The Valls family wanted to celebrate these five decades of Cuban culture and cuisine with clients, family, and friends who during this time have been linked to Versailles, a mandatory stop on Calle Ocho, in the Little Havana neighborhood.

While the special tent installed outside the restaurant is filling up with guests, the entrance to the premises is an agglomeration of diners waiting for them to say their name into the microphone.

A LITTLE PIECE OF CUBA

One of the people who wait patiently at the door for her turn is the Cuban Eida Artigas, a parishioner of Versailles since the year it was founded, in 1971, a bowling enthusiast (beef stuffed with chorizo) that elevates the restaurant to the category of “Cuban icon”.

“It’s a little piece of Cuba and whenever I come I remember my mother,” says Artigas just before going inside.

Just for today, the Valls have recovered the menu from 1971 … with the prices of then, with classic dishes, among others, such as picadillo a la Cubana ($ 1.95), arroz con pollo ($ 2.25), palomilla ($ 3.25) or the special of the day, one of the signature dishes of the house: roast suckling pig with Cuban mojo ($ 2.92).

The Versailles is “more than a restaurant, it is a place where freedom is celebrated thanks to a family that has created a place where presidents and electoral candidates come to have their coffee” when they are in Miami, said the mayor of the city, Francis Suárez, re-elected last week for a second term.

And it is that today the Versailles is a mandatory visit, especially in election time, for politicians who come to savor their cut coffee and be seen in the “little window” of the premises, an invention of the founder, Felipe Valls, which today should be Miami-Dade County Cultural Heritage.

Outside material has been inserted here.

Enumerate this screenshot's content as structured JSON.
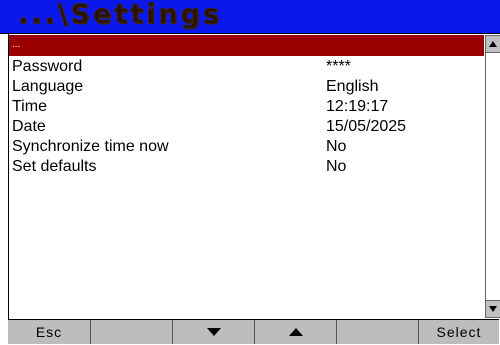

For the Republican congressman and former Miami mayor Carlos Giménez, who did not miss the party either, “Versailles is the cultural center and of Cuban exile for years and years.”

“When something happens in Cuba we come here. It is a part of our culture and history (…) When the night ends and you want a coffee with milk with toast or bread with suckling pig, you come to Versailles. see, you come here, “he declares.

While the party continues under the outdoor tent with live music, appetizing pinchos, mojitos, and photocall, in the restaurant rooms there is not a free table.

A SECOND HOUSE

“For us, it is our second home. We come every Tuesday and Thursday, we will celebrate all anniversaries and eat meat with potatoes and chicken salad,” says Cuban Waldo Puig, for whom Versailles is “a flag.”

“There is no richer food than this”, sentenced from a neighboring table José Vélez, a 69-year-old Puerto Rican, very identified “with the cause of the freedom of Cubans.”

The history and daily life of the Cuban community in Miami would be inconceivable without this familiar restaurant with forceful popular cuisine and abundant servings that cement its success, as Nicole Valls explains, in “always treating the customer well, giving the best product to the best price “and” with work ethic.

A formula that, for sure, guarantees a long and solid future for Versailles: “50 years, nostalgia. Rumba of roast suckling pig with Moor, yucca and passion”, reads a rhyme on the menu.